The Advisory Committee on Child Support Guidelines and Enforcement makes recommendations on child-support issues to the Alabama Supreme Court.
It is considering changes to the Alabama Schedule of Basic Child Support Obligations.
The schedule helps courts determine how much child support parents of different income levels pay to help support minor children.
The schedule has not changed since the early 1990s.
But proposed changes could result in payment increases of more than 32 percent for some middle- and lower-middle income parents, and decreases for the highest and lowest wage earners.
Some parents who pay child support fear the changes could be a hardship.
Wayne Jones, a staff attorney for the Supreme Court, said people who want to make comments do not need to pre-register. He asked speakers to keep comments brief so others will have enough time.
The meeting will be at the Heflin-Torbert Judicial Building in Montgomery.
The Supreme Court asked the committee to reconsider three child-support-related recommendations it made in 2006. The proposed change to the Schedule of Basic Child Support Obligations is one of the three items up for reconsideration.
Topics of debate
Part of the discussion will include:
Whether to consider other children a parent paying child support may have when setting child-support amounts.
Whether to allow a deduction for all family members or only a child’s portion of the cost of health insurance.
Jane Vehnor, a Denver-based policy analyst and adviser to the committee, developed the recommended changes. She will be at the meeting to discuss her recommendations and answer questions, Jones said.
If the Supreme Court adopts the committee’s current recommendations, parents earning from $1,250 to $5,450 per month before taxes would pay the biggest increases. Those increases would range from 10 percent to 32.6 percent more than the current schedule.
Parents with income of $5,500 or more would also pay more, but in increases ranging from 0.5 percent to 9.5 percent. Parents earning less than $1,100 before taxes would pay as much as 71 percent less.
The Supreme Court is concerned about the possible impact of the proposed changes, particularly double-digit increases for middle-class parents. So it asked the Advisory Committee on Child Support Guidelines and Enforcement to review the issue.
The federal government requires states to re-evaluate child-support guidelines and rates to continue receiving federal child welfare funds.
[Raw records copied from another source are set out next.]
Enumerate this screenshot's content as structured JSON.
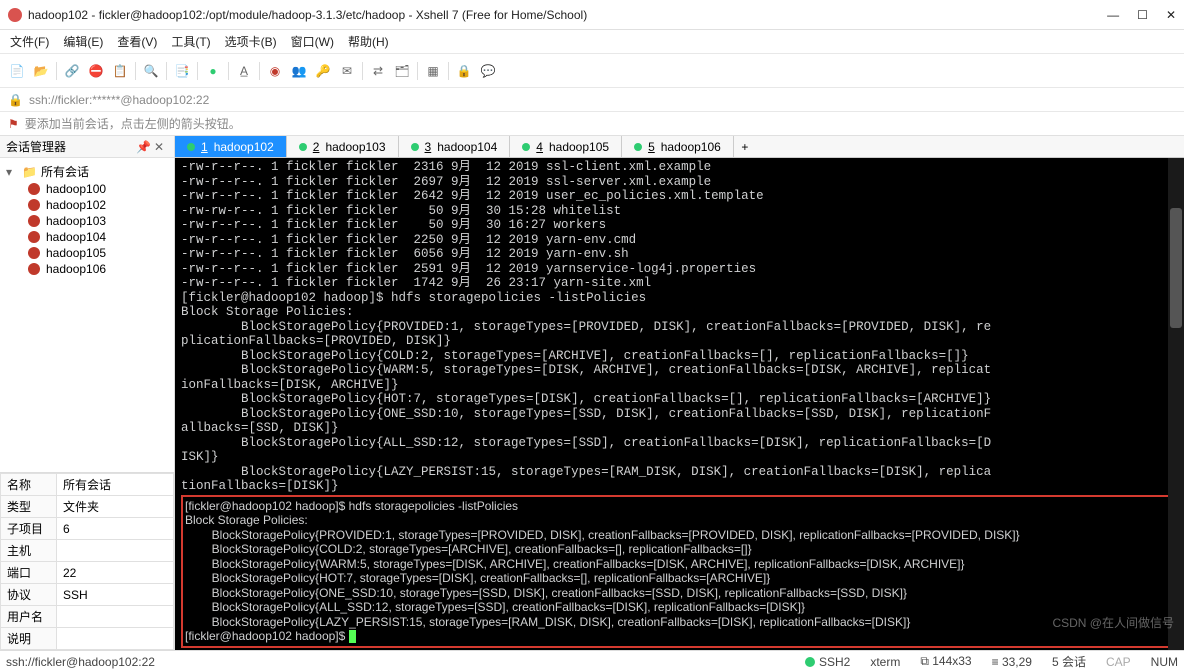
{
  "window": {
    "title": "hadoop102 - fickler@hadoop102:/opt/module/hadoop-3.1.3/etc/hadoop - Xshell 7 (Free for Home/School)"
  },
  "menubar": [
    "文件(F)",
    "编辑(E)",
    "查看(V)",
    "工具(T)",
    "选项卡(B)",
    "窗口(W)",
    "帮助(H)"
  ],
  "addressbar": {
    "text": "ssh://fickler:******@hadoop102:22"
  },
  "hintbar": {
    "text": "要添加当前会话，点击左侧的箭头按钮。"
  },
  "sidebar": {
    "header": "会话管理器",
    "folder": "所有会话",
    "items": [
      "hadoop100",
      "hadoop102",
      "hadoop103",
      "hadoop104",
      "hadoop105",
      "hadoop106"
    ]
  },
  "props": {
    "rows": [
      {
        "k": "名称",
        "v": "所有会话"
      },
      {
        "k": "类型",
        "v": "文件夹"
      },
      {
        "k": "子项目",
        "v": "6"
      },
      {
        "k": "主机",
        "v": ""
      },
      {
        "k": "端口",
        "v": "22"
      },
      {
        "k": "协议",
        "v": "SSH"
      },
      {
        "k": "用户名",
        "v": ""
      },
      {
        "k": "说明",
        "v": ""
      }
    ]
  },
  "tabs": {
    "items": [
      {
        "num": "1",
        "label": "hadoop102",
        "active": true
      },
      {
        "num": "2",
        "label": "hadoop103"
      },
      {
        "num": "3",
        "label": "hadoop104"
      },
      {
        "num": "4",
        "label": "hadoop105"
      },
      {
        "num": "5",
        "label": "hadoop106"
      }
    ],
    "add": "+"
  },
  "terminal": {
    "top_lines": [
      "-rw-r--r--. 1 fickler fickler  2316 9月  12 2019 ssl-client.xml.example",
      "-rw-r--r--. 1 fickler fickler  2697 9月  12 2019 ssl-server.xml.example",
      "-rw-r--r--. 1 fickler fickler  2642 9月  12 2019 user_ec_policies.xml.template",
      "-rw-rw-r--. 1 fickler fickler    50 9月  30 15:28 whitelist",
      "-rw-r--r--. 1 fickler fickler    50 9月  30 16:27 workers",
      "-rw-r--r--. 1 fickler fickler  2250 9月  12 2019 yarn-env.cmd",
      "-rw-r--r--. 1 fickler fickler  6056 9月  12 2019 yarn-env.sh",
      "-rw-r--r--. 1 fickler fickler  2591 9月  12 2019 yarnservice-log4j.properties",
      "-rw-r--r--. 1 fickler fickler  1742 9月  26 23:17 yarn-site.xml",
      "[fickler@hadoop102 hadoop]$ hdfs storagepolicies -listPolicies",
      "Block Storage Policies:",
      "        BlockStoragePolicy{PROVIDED:1, storageTypes=[PROVIDED, DISK], creationFallbacks=[PROVIDED, DISK], re",
      "plicationFallbacks=[PROVIDED, DISK]}",
      "        BlockStoragePolicy{COLD:2, storageTypes=[ARCHIVE], creationFallbacks=[], replicationFallbacks=[]}",
      "        BlockStoragePolicy{WARM:5, storageTypes=[DISK, ARCHIVE], creationFallbacks=[DISK, ARCHIVE], replicat",
      "ionFallbacks=[DISK, ARCHIVE]}",
      "        BlockStoragePolicy{HOT:7, storageTypes=[DISK], creationFallbacks=[], replicationFallbacks=[ARCHIVE]}",
      "        BlockStoragePolicy{ONE_SSD:10, storageTypes=[SSD, DISK], creationFallbacks=[SSD, DISK], replicationF",
      "allbacks=[SSD, DISK]}",
      "        BlockStoragePolicy{ALL_SSD:12, storageTypes=[SSD], creationFallbacks=[DISK], replicationFallbacks=[D",
      "ISK]}",
      "        BlockStoragePolicy{LAZY_PERSIST:15, storageTypes=[RAM_DISK, DISK], creationFallbacks=[DISK], replica",
      "tionFallbacks=[DISK]}"
    ],
    "red_lines": [
      "[fickler@hadoop102 hadoop]$ hdfs storagepolicies -listPolicies",
      "Block Storage Policies:",
      "        BlockStoragePolicy{PROVIDED:1, storageTypes=[PROVIDED, DISK], creationFallbacks=[PROVIDED, DISK], replicationFallbacks=[PROVIDED, DISK]}",
      "        BlockStoragePolicy{COLD:2, storageTypes=[ARCHIVE], creationFallbacks=[], replicationFallbacks=[]}",
      "        BlockStoragePolicy{WARM:5, storageTypes=[DISK, ARCHIVE], creationFallbacks=[DISK, ARCHIVE], replicationFallbacks=[DISK, ARCHIVE]}",
      "        BlockStoragePolicy{HOT:7, storageTypes=[DISK], creationFallbacks=[], replicationFallbacks=[ARCHIVE]}",
      "        BlockStoragePolicy{ONE_SSD:10, storageTypes=[SSD, DISK], creationFallbacks=[SSD, DISK], replicationFallbacks=[SSD, DISK]}",
      "        BlockStoragePolicy{ALL_SSD:12, storageTypes=[SSD], creationFallbacks=[DISK], replicationFallbacks=[DISK]}",
      "        BlockStoragePolicy{LAZY_PERSIST:15, storageTypes=[RAM_DISK, DISK], creationFallbacks=[DISK], replicationFallbacks=[DISK]}"
    ],
    "prompt": "[fickler@hadoop102 hadoop]$ "
  },
  "statusbar": {
    "left": "ssh://fickler@hadoop102:22",
    "ssh": "SSH2",
    "term": "xterm",
    "size": "144x33",
    "pos": "33,29",
    "sess": "5 会话",
    "cap": "CAP",
    "num": "NUM",
    "watermark": "CSDN @在人间做信号"
  }
}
The committee first made the current recommendations in September 2006.
Facts to know
What: Advisory Committee on Child Support Guidelines and Enforcement meeting.
When: Sept. 21 at 10 a.m., open to public.
Where: Heflin-Torbert Judicial Building, 300 Dexter Ave., Montgomery.
Why: Reconsider recommendations to state child-support guidelines.
Who: Jane Venohr, a Denver policy analyst, will discuss proposals.
Other: The Alabama Supreme Court appoints advisory committee members.